In the earlier benchmark, Google achieved 68.1% accuracy. In the current benchmark, its performance increased to 79.76%, representing an improvement of approximately 12 percentage points.

A key factor behind this improvement is the way item data is returned. In the previous benchmark, Google provided item information as full item rows rather than structured attributes. In the current benchmark, item attributes are available as separate structured fields, making comparison and evaluation more consistent with other systems.

Note that Google still performs below the leading models in the benchmark.

Increasing Separation Between Multimodal LLMs and Classical OCR Pipelines

The results of the current benchmark show a clearer distinction between multimodal LLM-based systems and traditional document AI services.

Models like Claude Sonnet 4.5, Gemini 3 Flash, Gemini 3 Pro, and the GPT variants generally achieve higher accuracy levels than classical OCR-based pipelines such as AWS, Azure, and Google Document AI.

While traditional document AI systems remain competitive, particularly in the case of Azure, multimodal models demonstrate a stronger ability to interpret document layouts and extract structured information.
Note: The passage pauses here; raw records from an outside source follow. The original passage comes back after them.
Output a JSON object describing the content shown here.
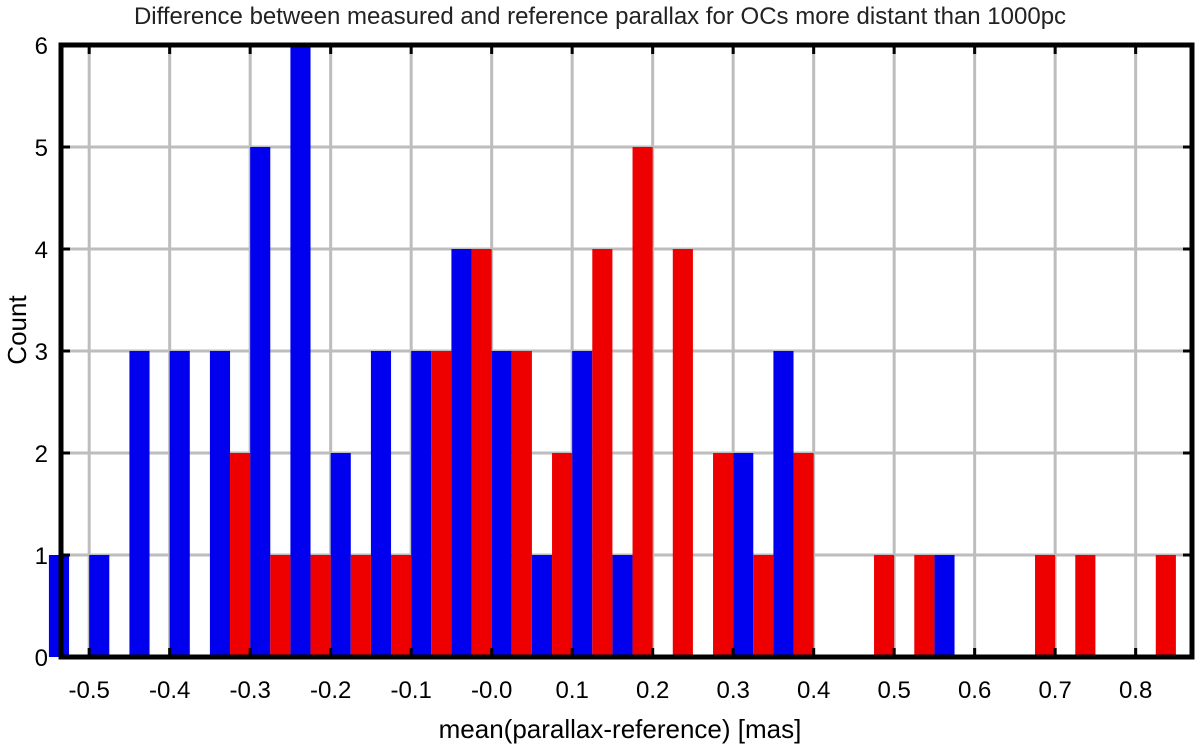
{
  "chart_data": {
    "type": "bar",
    "title": "Difference between measured and reference parallax for OCs more distant than 1000pc",
    "xlabel": "mean(parallax-reference) [mas]",
    "ylabel": "Count",
    "xlim": [
      -0.535,
      0.87
    ],
    "ylim": [
      0,
      6
    ],
    "bin_width": 0.05,
    "grid": true,
    "x_ticks": [
      "-0.5",
      "-0.4",
      "-0.3",
      "-0.2",
      "-0.1",
      "-0.0",
      "0.1",
      "0.2",
      "0.3",
      "0.4",
      "0.5",
      "0.6",
      "0.7",
      "0.8"
    ],
    "x_tick_values": [
      -0.5,
      -0.4,
      -0.3,
      -0.2,
      -0.1,
      0.0,
      0.1,
      0.2,
      0.3,
      0.4,
      0.5,
      0.6,
      0.7,
      0.8
    ],
    "y_ticks": [
      "0",
      "1",
      "2",
      "3",
      "4",
      "5",
      "6"
    ],
    "y_tick_values": [
      0,
      1,
      2,
      3,
      4,
      5,
      6
    ],
    "x": [
      -0.525,
      -0.475,
      -0.425,
      -0.375,
      -0.325,
      -0.275,
      -0.225,
      -0.175,
      -0.125,
      -0.075,
      -0.025,
      0.025,
      0.075,
      0.125,
      0.175,
      0.225,
      0.275,
      0.325,
      0.375,
      0.425,
      0.475,
      0.525,
      0.575,
      0.625,
      0.675,
      0.725,
      0.775,
      0.825
    ],
    "series": [
      {
        "color": "#0000ee",
        "values": [
          1,
          1,
          3,
          3,
          3,
          5,
          6,
          2,
          3,
          3,
          4,
          3,
          1,
          3,
          1,
          0,
          0,
          2,
          3,
          0,
          0,
          0,
          1,
          0,
          0,
          0,
          0,
          0
        ]
      },
      {
        "color": "#ee0000",
        "values": [
          0,
          0,
          0,
          0,
          2,
          1,
          1,
          1,
          1,
          3,
          4,
          3,
          2,
          4,
          5,
          4,
          2,
          1,
          2,
          0,
          1,
          1,
          0,
          0,
          1,
          1,
          0,
          1
        ]
      }
    ]
  }
}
Comparable Performance Between Large and Lightweight LLM Variants

Another interesting observation from the benchmark is the relatively small performance difference between large and lightweight language models.

For example, GPT 5.2 and GPT 5 Mini achieved very similar accuracy results, both around 88%. This suggests that invoice extraction tasks rely more on structured document interpretation than on advanced reasoning capabilities.

This suggests that invoice extraction may rely more on structured document interpretation than on advanced reasoning capabilities, reducing the performance benefit of larger model sizes for this task.

Conclusion: AI Invoice Processing in 2026

This benchmark highlights several clear developments in AI-powered invoice extraction.

Gemini 3 Pro sets a new benchmark for accuracy: with 94.75% extraction accuracy, Gemini 3 Pro achieved the best performance among all tested systems, establishing a new top result for this benchmark series.
Multiple systems now exceed 90% accuracy: Azure AI Document Intelligence and Claude Sonnet 4.5 both achieved results above 90%, showing that several solutions are now capable of high-quality invoice extraction without custom training.
Multimodal LLMs continue to strengthen their position: Models such as Gemini, Claude, and GPT demonstrate strong capabilities in interpreting document layouts and extracting structured data directly from invoice images.
Lightweight models can remain competitive: The small gap between GPT 5.2 and GPT 5 Mini suggests that invoice extraction relies more on structured document interpretation than on complex reasoning, allowing smaller models to perform competitively.

Overall, the results show that AI-driven invoice processing is becoming increasingly reliable, with multiple systems now capable of delivering high extraction accuracy for real-world business documents.